There is now an inner peace because I am listening to one voice — my own — when it comes to making decisions about my life.  I’m Randi-ing.  Do I doubt myself?  Frequently.  I feel odd most of the time.  Many people seem to be climbing up ladders, while I’m on the ground picking the flowers underneath; and I look up and wonder if I should be climbing too. I see all of the pictures people post on social media of the milestones they hit on the climb and sometimes question myself.  I wonder if there is something there that I don’t see and may regret not having later. But experience is teaching me that while many are climbing because it is what is right for them; most are climbing because that’s what’s safe for them.  They haven’t tuned in to what their direction is so they allowed the crowd to dictate what it should be.  When they see me on the ground, picking flowers, they will yell down, “Randi, come on silly, we are climbing up,” because if I climb too then it validates their decision to do so.  if I don’t, it makes them realize that perhaps they had alternate choices and makes them feel poorly about the decision to blindly climb.

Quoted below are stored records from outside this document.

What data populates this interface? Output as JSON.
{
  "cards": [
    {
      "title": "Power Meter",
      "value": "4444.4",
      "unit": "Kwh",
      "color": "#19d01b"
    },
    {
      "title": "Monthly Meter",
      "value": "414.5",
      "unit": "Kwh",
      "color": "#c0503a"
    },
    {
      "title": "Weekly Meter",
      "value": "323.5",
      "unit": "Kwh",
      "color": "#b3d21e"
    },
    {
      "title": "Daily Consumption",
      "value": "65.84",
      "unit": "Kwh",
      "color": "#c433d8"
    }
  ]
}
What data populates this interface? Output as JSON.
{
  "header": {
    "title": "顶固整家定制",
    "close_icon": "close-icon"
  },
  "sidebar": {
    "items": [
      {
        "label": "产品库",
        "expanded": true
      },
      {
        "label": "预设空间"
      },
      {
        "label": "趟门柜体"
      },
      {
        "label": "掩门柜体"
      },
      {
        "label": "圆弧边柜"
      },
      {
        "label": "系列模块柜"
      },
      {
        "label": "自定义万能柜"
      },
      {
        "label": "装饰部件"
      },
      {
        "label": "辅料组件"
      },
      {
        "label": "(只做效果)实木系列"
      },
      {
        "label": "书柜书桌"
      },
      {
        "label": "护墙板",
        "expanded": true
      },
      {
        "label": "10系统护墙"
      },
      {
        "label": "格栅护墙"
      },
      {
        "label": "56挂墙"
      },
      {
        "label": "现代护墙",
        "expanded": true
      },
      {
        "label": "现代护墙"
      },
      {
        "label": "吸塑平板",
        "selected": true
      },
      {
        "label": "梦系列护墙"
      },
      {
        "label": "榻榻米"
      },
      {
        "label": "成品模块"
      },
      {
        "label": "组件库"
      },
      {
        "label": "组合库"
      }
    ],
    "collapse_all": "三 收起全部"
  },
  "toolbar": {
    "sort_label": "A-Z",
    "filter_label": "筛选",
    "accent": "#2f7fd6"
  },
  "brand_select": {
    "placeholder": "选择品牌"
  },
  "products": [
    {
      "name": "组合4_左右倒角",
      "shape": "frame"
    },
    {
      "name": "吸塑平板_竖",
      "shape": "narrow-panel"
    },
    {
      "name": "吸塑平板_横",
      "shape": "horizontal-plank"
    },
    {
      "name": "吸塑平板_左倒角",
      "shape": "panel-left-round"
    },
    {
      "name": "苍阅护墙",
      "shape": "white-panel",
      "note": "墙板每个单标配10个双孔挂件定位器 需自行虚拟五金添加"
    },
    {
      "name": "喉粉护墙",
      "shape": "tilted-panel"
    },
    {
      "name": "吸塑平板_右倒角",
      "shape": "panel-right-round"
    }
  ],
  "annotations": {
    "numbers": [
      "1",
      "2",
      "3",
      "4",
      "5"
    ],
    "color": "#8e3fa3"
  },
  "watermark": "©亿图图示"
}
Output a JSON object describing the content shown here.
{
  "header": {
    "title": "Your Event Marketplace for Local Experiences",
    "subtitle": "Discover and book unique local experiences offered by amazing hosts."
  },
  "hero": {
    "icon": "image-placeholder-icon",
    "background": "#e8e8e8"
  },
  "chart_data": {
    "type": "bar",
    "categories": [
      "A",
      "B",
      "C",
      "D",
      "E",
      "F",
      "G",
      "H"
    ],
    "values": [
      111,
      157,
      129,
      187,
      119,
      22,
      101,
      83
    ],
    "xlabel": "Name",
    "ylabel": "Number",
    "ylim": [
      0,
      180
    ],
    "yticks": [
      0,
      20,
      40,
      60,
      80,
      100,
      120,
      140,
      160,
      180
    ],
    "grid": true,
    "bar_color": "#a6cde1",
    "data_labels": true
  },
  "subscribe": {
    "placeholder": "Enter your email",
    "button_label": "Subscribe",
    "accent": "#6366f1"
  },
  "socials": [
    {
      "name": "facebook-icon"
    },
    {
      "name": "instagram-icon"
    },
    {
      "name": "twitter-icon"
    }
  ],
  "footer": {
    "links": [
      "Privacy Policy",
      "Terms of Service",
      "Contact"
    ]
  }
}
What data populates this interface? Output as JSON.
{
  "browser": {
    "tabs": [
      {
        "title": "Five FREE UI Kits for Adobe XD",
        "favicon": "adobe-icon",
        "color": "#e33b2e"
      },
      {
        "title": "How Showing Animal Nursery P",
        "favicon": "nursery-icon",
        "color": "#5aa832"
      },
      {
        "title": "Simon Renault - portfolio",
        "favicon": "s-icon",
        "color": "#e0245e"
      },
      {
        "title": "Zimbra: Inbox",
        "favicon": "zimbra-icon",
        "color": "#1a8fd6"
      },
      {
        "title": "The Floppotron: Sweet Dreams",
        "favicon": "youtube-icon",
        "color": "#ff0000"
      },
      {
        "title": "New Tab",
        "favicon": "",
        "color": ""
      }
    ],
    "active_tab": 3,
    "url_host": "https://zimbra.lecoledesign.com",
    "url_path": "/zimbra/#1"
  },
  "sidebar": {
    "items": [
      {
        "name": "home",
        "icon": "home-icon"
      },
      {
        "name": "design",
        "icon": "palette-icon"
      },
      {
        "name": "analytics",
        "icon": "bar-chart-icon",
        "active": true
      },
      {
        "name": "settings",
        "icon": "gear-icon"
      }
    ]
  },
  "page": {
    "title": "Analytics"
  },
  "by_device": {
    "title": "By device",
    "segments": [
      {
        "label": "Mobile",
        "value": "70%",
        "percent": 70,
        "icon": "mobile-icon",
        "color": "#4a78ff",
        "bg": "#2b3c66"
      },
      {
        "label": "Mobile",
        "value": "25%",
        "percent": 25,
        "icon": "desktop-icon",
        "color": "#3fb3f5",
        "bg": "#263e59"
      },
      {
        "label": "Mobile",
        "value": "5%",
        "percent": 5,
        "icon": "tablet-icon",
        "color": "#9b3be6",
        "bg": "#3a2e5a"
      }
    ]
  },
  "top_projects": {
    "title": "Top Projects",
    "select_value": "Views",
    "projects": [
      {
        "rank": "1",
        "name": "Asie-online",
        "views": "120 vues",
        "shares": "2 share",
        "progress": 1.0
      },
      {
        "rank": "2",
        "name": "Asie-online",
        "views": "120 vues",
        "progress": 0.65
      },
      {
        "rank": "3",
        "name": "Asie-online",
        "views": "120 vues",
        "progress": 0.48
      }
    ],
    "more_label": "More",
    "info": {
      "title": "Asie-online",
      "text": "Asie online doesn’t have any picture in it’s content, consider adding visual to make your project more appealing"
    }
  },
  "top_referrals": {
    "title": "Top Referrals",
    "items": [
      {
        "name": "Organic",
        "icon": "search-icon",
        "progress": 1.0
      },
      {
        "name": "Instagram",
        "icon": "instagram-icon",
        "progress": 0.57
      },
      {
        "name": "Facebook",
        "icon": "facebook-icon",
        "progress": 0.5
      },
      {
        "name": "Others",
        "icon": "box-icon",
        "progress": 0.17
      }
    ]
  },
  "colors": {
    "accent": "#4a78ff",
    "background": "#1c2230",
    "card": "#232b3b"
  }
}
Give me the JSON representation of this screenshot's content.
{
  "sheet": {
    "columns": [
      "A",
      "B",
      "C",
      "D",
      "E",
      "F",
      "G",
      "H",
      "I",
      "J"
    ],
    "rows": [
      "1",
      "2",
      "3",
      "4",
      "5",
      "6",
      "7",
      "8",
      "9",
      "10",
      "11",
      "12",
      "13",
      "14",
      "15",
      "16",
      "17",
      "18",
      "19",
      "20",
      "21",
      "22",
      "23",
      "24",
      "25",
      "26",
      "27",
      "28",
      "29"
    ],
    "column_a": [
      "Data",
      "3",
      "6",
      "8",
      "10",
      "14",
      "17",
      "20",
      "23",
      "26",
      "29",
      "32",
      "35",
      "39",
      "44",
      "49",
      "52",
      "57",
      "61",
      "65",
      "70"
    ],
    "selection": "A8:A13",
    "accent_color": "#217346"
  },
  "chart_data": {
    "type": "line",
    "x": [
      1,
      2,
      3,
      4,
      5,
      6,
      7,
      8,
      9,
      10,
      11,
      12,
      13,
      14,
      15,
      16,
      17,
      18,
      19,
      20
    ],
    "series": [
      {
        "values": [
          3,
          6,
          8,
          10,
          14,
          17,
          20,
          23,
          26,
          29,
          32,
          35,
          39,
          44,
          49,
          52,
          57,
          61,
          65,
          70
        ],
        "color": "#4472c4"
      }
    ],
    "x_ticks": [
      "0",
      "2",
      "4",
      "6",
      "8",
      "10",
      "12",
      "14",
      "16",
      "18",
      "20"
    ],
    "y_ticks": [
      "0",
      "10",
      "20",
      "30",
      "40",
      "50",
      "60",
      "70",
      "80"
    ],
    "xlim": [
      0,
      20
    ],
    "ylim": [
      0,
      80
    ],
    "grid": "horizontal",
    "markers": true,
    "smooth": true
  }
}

Part of deciding to trust your voice and your path is accepting that there will be naysayers all along the way.  It’s not at all surprising that my travel-buddy’s cousin wrote her a nasty text about the many wonderful trips she has taken around the world (she has put traditional employment and family on hold for a while) because clearly her cousin is weary from or doubting the climb. It’s not his direction. When you are listening to and doing you, you don’t even have the interest in judging what anyone else is doing.  The Lion cares nothing about the elephant’s affairs unless he’s hungry.